# Book Recommender System 
## Data Processing

In [53]:
import pandas as pd
import os
import numpy as np
import yaml


## Read Data from Data folder

In [54]:
def load_config(config_path):
    """
    Load the configuration from a YAML file.
    
    Args:
        config_path (str): Path to the YAML configuration file.
        
    Returns:
        dict: Configuration parameters as a dictionary.
    """
    with open(config_path, 'r') as file:
        config = yaml.safe_load(file)
    return config
def read_data(file_path, config):
    """
    Reads a CSV file and returns a DataFrame.
    """
    try:
        data_dict = {}
        for key, value in config['filename_dictionary'].items():
            if value.endswith('.csv'):
                # Use on_bad_lines='skip' for pandas >= 1.3.0, else use error_bad_lines=False for older versions
                try:
                    data_dict[key] = pd.read_csv(
                        os.path.join(file_path, value),
                        encoding=config['encoding'],
                        sep = str(config['seperator']),
                        on_bad_lines='skip'  # For pandas >= 1.3.0
                    )
                except TypeError:
                    # Fallback for older pandas versions
                    data_dict[key] = pd.read_csv(
                        os.path.join(file_path, value),
                        encoding=config['encoding'],
                        sep=str(config['seperator']),
                        error_bad_lines=False  # Deprecated in newer pandas
                    )
            elif value.endswith('.xlsx'):
                data_dict[key] = pd.read_excel(os.path.join(file_path, value))
            else:
                print(f"Unsupported file format for {value}")
        return data_dict
    except Exception as e:
        print(f"Error reading file {file_path}: {e}")
        return None

In [55]:
config = load_config(os.path.join(os.getcwd(), "..","config",'config.yaml'))
data_dict = read_data(os.path.join(os.getcwd(), "..","Data"), config)

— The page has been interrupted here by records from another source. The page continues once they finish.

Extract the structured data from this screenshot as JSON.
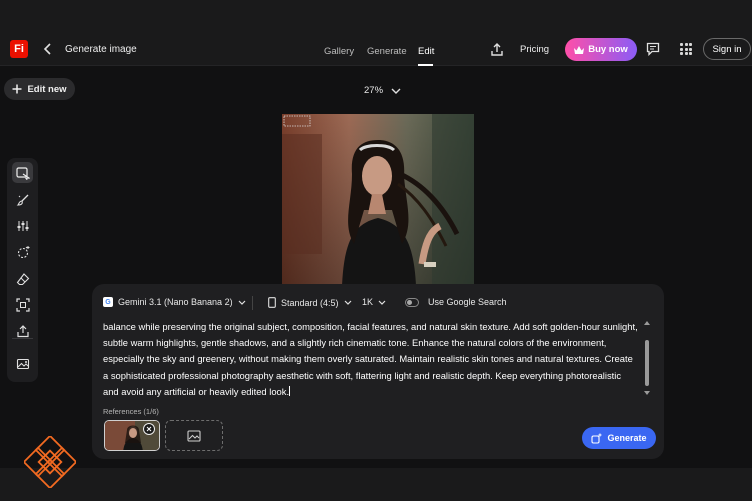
{
  "header": {
    "logo_text": "Fi",
    "breadcrumb": "Generate image",
    "tabs": [
      {
        "label": "Gallery"
      },
      {
        "label": "Generate"
      },
      {
        "label": "Edit"
      }
    ],
    "active_tab": "Edit",
    "pricing_label": "Pricing",
    "buy_label": "Buy now",
    "signin_label": "Sign in"
  },
  "canvas": {
    "edit_new_label": "Edit new",
    "zoom_label": "27%"
  },
  "toolbar": {
    "tools": [
      {
        "name": "select-edit-icon",
        "selected": true
      },
      {
        "name": "brush-icon"
      },
      {
        "name": "adjust-icon"
      },
      {
        "name": "magic-fill-icon"
      },
      {
        "name": "eraser-icon"
      },
      {
        "name": "crop-expand-icon"
      },
      {
        "name": "upload-icon"
      },
      {
        "name": "image-icon"
      }
    ]
  },
  "prompt_panel": {
    "model_label": "Gemini 3.1 (Nano Banana 2)",
    "aspect_label": "Standard (4:5)",
    "resolution_label": "1K",
    "google_search_label": "Use Google Search",
    "google_search_enabled": false,
    "prompt_text": "balance while preserving the original subject, composition, facial features, and natural skin texture. Add soft golden-hour sunlight, subtle warm highlights, gentle shadows, and a slightly rich cinematic tone. Enhance the natural colors of the environment, especially the sky and greenery, without making them overly saturated. Maintain realistic skin tones and natural textures. Create a sophisticated professional photography aesthetic with soft, flattering light and realistic depth. Keep everything photorealistic and avoid any artificial or heavily edited look.",
    "references_label": "References (1/6)",
    "generate_label": "Generate"
  },
  "colors": {
    "accent": "#3a67f2",
    "brand": "#eb1000",
    "buy_gradient_start": "#ff4fa8",
    "buy_gradient_end": "#8b5cf6",
    "watermark": "#f26a21"
  }
}
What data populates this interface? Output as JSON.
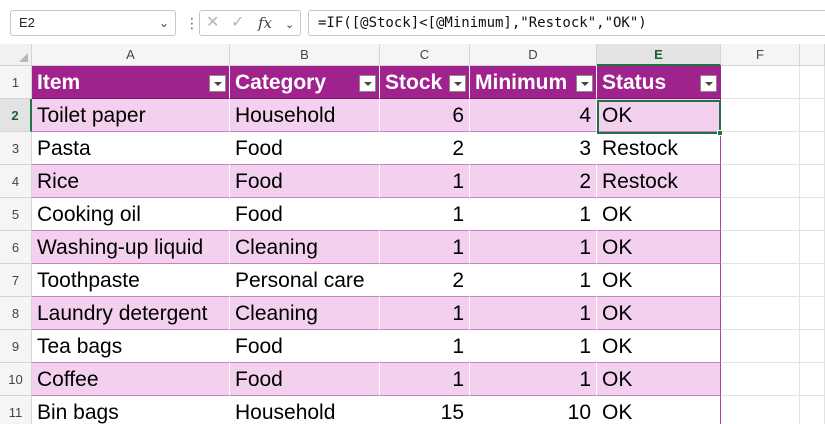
{
  "name_box": {
    "value": "E2"
  },
  "formula": {
    "cancel_icon": "cancel-x-icon",
    "enter_icon": "check-icon",
    "fx_label": "fx",
    "value": "=IF([@Stock]<[@Minimum],\"Restock\",\"OK\")"
  },
  "columns": [
    "A",
    "B",
    "C",
    "D",
    "E",
    "F"
  ],
  "rows": [
    "1",
    "2",
    "3",
    "4",
    "5",
    "6",
    "7",
    "8",
    "9",
    "10",
    "11"
  ],
  "selected": {
    "column": "E",
    "row": "2"
  },
  "table": {
    "headers": [
      "Item",
      "Category",
      "Stock",
      "Minimum",
      "Status"
    ],
    "rows": [
      [
        "Toilet paper",
        "Household",
        "6",
        "4",
        "OK"
      ],
      [
        "Pasta",
        "Food",
        "2",
        "3",
        "Restock"
      ],
      [
        "Rice",
        "Food",
        "1",
        "2",
        "Restock"
      ],
      [
        "Cooking oil",
        "Food",
        "1",
        "1",
        "OK"
      ],
      [
        "Washing-up liquid",
        "Cleaning",
        "1",
        "1",
        "OK"
      ],
      [
        "Toothpaste",
        "Personal care",
        "2",
        "1",
        "OK"
      ],
      [
        "Laundry detergent",
        "Cleaning",
        "1",
        "1",
        "OK"
      ],
      [
        "Tea bags",
        "Food",
        "1",
        "1",
        "OK"
      ],
      [
        "Coffee",
        "Food",
        "1",
        "1",
        "OK"
      ],
      [
        "Bin bags",
        "Household",
        "15",
        "10",
        "OK"
      ]
    ]
  },
  "colors": {
    "table_header": "#a0228c",
    "band": "#f2d0ee",
    "selection": "#217346"
  }
}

  data_dict[key] = pd.read_csv(


In [56]:
data_dict.keys()

dict_keys(['ratings', 'users', 'books'])

In [58]:
rename_dictionary = {
    "ratings": {
        "User-ID": "user_id",
        "ISBN": "isbn",
        "Book-Rating": "rating"
    },
    "users": {
        "User-ID": "user_id",
        "Location": "location",
        "Age": "age"
    },
    "books": {
        "ISBN": "isbn",
        "Book-Title": "title",
        "Book-Author": "author",
        "Year-Of-Publication": "year_of_publication",
        "Publisher": "publisher",
        "Image-URL-S": "image_url_s",
        "Image-URL-M": "image_url_m",
        "Image-URL-L": "image_url_l"
    }
}


## Renaming dictionary

In [59]:
for key in data_dict.keys():
    if isinstance(data_dict[key], pd.DataFrame):
        print(f"DataFrame for {key} has shape: {data_dict[key].shape}")
        data_dict[key].rename(columns = rename_dictionary[key], inplace=True)
    else:
        print(f"{key} is not a DataFrame, it is of type {type(data_dict[key])}")

DataFrame for ratings has shape: (1149780, 3)
DataFrame for users has shape: (278858, 3)
DataFrame for books has shape: (271360, 8)